What is superclipping and why is it dangerous - not just bad for racing?
The core issue is that cars are no longer running consistent power through a lap.
Because of harvesting and deployment:
One car might be fully deploying electrical power
The car ahead might be harvesting or out of battery (“superclipping”)
That creates sudden, non-intuitive speed differences where drivers are still at full throttle, but one car just… stops accelerating the same way.
At Suzuka, that’s especially nasty (but not as dangerous as at a street circuit like Baku or Vegas):
High-speed sections (130R, Esses, Degner)
Limited reaction time
Narrow margins
Drivers have already described sections where you’re effectively coasting before braking because the battery cuts out, with speed drops of up to ~50 km/h before the braking zone. We've SEEN the on-boards (even if the F1 is trying to cover it up).

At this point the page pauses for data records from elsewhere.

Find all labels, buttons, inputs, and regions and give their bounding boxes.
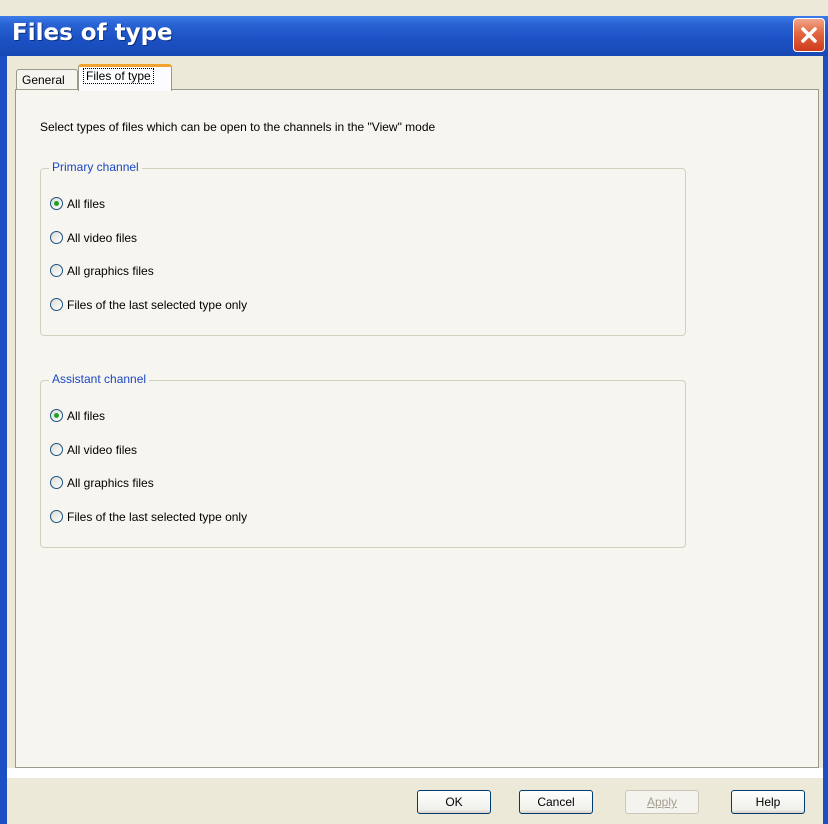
tab-general[interactable]: General bbox=[16, 69, 78, 89]
help-button[interactable]: Help bbox=[731, 790, 805, 814]
ok-button[interactable]: OK bbox=[417, 790, 491, 814]
radio-unselected-icon bbox=[50, 264, 63, 277]
dialog-window: Files of type General Files of type Sele… bbox=[0, 0, 828, 824]
window-frame-left bbox=[0, 56, 7, 824]
radio-label: All files bbox=[67, 409, 106, 423]
tab-panel: Select types of files which can be open … bbox=[15, 89, 819, 768]
radio-unselected-icon bbox=[50, 231, 63, 244]
cancel-button[interactable]: Cancel bbox=[519, 790, 593, 814]
assistant-channel-title: Assistant channel bbox=[49, 372, 150, 386]
close-button[interactable] bbox=[793, 18, 825, 52]
radio-label: All video files bbox=[67, 231, 138, 245]
radio-unselected-icon bbox=[50, 510, 63, 523]
radio-label: All files bbox=[67, 197, 106, 211]
window-frame-right bbox=[823, 56, 828, 824]
apply-button[interactable]: Apply bbox=[625, 790, 699, 814]
radio-unselected-icon bbox=[50, 443, 63, 456]
primary-channel-group: Primary channel All files All video file… bbox=[40, 160, 686, 336]
radio-label: All video files bbox=[67, 443, 138, 457]
radio-label: Files of the last selected type only bbox=[67, 298, 248, 312]
radio-label: Files of the last selected type only bbox=[67, 510, 248, 524]
window-title: Files of type bbox=[12, 20, 173, 46]
tab-files-of-type[interactable]: Files of type bbox=[78, 64, 172, 91]
tab-files-of-type-label: Files of type bbox=[83, 68, 154, 84]
panel-bottom-strip bbox=[7, 768, 823, 778]
radio-unselected-icon bbox=[50, 298, 63, 311]
instruction-text: Select types of files which can be open … bbox=[40, 120, 436, 134]
radio-selected-icon bbox=[50, 409, 63, 422]
radio-label: All graphics files bbox=[67, 476, 154, 490]
close-icon bbox=[801, 27, 817, 43]
tab-general-label: General bbox=[22, 73, 65, 87]
assistant-channel-group: Assistant channel All files All video fi… bbox=[40, 372, 686, 548]
radio-label: All graphics files bbox=[67, 264, 154, 278]
primary-channel-title: Primary channel bbox=[49, 160, 142, 174]
radio-selected-icon bbox=[50, 197, 63, 210]
radio-unselected-icon bbox=[50, 476, 63, 489]
title-bar[interactable]: Files of type bbox=[0, 16, 828, 56]
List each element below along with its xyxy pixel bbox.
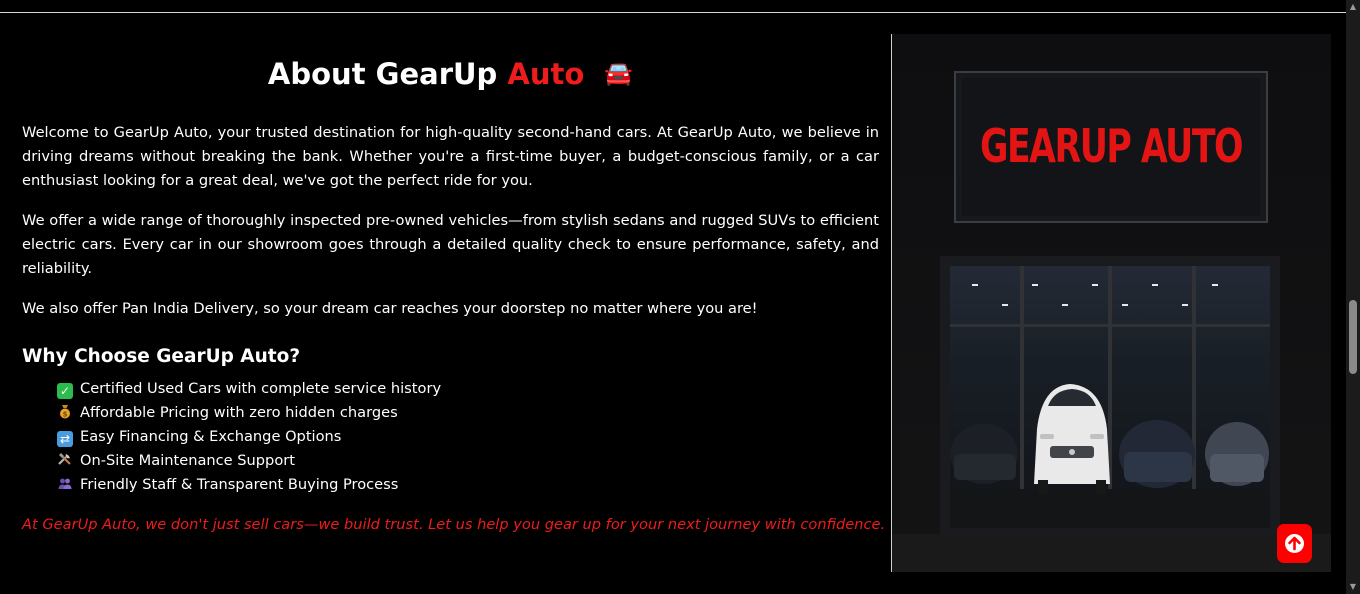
about-section: About GearUp Auto 🚘 Welcome to GearUp Au… — [22, 34, 885, 534]
check-mark-icon: ✓ — [57, 383, 73, 399]
page-scrollbar[interactable]: ▲ ▼ — [1346, 0, 1360, 594]
intro-paragraph: Welcome to GearUp Auto, your trusted des… — [22, 124, 879, 189]
showroom-image: GEARUP AUTO — [892, 34, 1331, 572]
list-item: ✓ Certified Used Cars with complete servi… — [57, 377, 441, 401]
title-main: About GearUp — [267, 57, 498, 91]
feature-list: ✓ Certified Used Cars with complete servi… — [57, 377, 441, 497]
range-paragraph: We offer a wide range of thoroughly insp… — [22, 212, 879, 277]
exchange-arrows-icon: ⇄ — [57, 431, 73, 447]
feature-text: Affordable Pricing with zero hidden char… — [80, 404, 398, 421]
list-item: ⇄ Easy Financing & Exchange Options — [57, 425, 441, 449]
people-icon — [57, 475, 73, 491]
scroll-to-top-button[interactable] — [1277, 524, 1312, 563]
why-choose-heading: Why Choose GearUp Auto? — [22, 346, 301, 367]
delivery-paragraph: We also offer Pan India Delivery, so you… — [22, 300, 758, 317]
feature-text: Certified Used Cars with complete servic… — [80, 380, 442, 397]
title-accent: Auto — [507, 57, 585, 91]
feature-text: On-Site Maintenance Support — [80, 452, 295, 469]
closing-statement: At GearUp Auto, we don't just sell cars—… — [22, 516, 886, 533]
car-emoji-icon: 🚘 — [604, 61, 634, 87]
scroll-up-arrow-icon[interactable]: ▲ — [1346, 0, 1360, 14]
page-title: About GearUp Auto 🚘 — [22, 34, 879, 90]
list-item: $ Affordable Pricing with zero hidden ch… — [57, 401, 441, 425]
scrollbar-thumb[interactable] — [1349, 300, 1357, 374]
arrow-up-icon — [1285, 534, 1304, 553]
money-bag-icon: $ — [57, 403, 73, 419]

So instead of predictable braking battles, you get:
unpredictable lift phases
inconsistent closing speeds
cars becoming “sitting ducks” mid-corner or on entry
The specific Bearman Incident at the Japanese GP
From what’s been reported:
He approached the alpine with a much higher closing speed
Had to take avoiding action off the line
Ended up off-track and into the barrier
That aligns exactly with the superclipping problem:
One driver has energy → one driver doesn’t → speed delta spikes instantly
That’s not a normal racing delta like tire wear or slipstream. It’s artificial and abrupt!
F1 has always had closing speeds and risk under braking. But those were predictable and tied to driver input.
This new issue is different because it’s system-driven, creates non-linear speed differences, and happens in high-speed corners, not just straights.
That’s a bad combination.
My conclusion right now is: When drivers are forced into energy management → fewer natural moves. So when overtakes do happen, the speed differences are more extreme and less predictable.
If F1 doesn’t smooth out deployment and reduce superclipping, we’re going to keep seeing this awkward racing, frustrated drivers, and occasional very high-speed incidents like this one.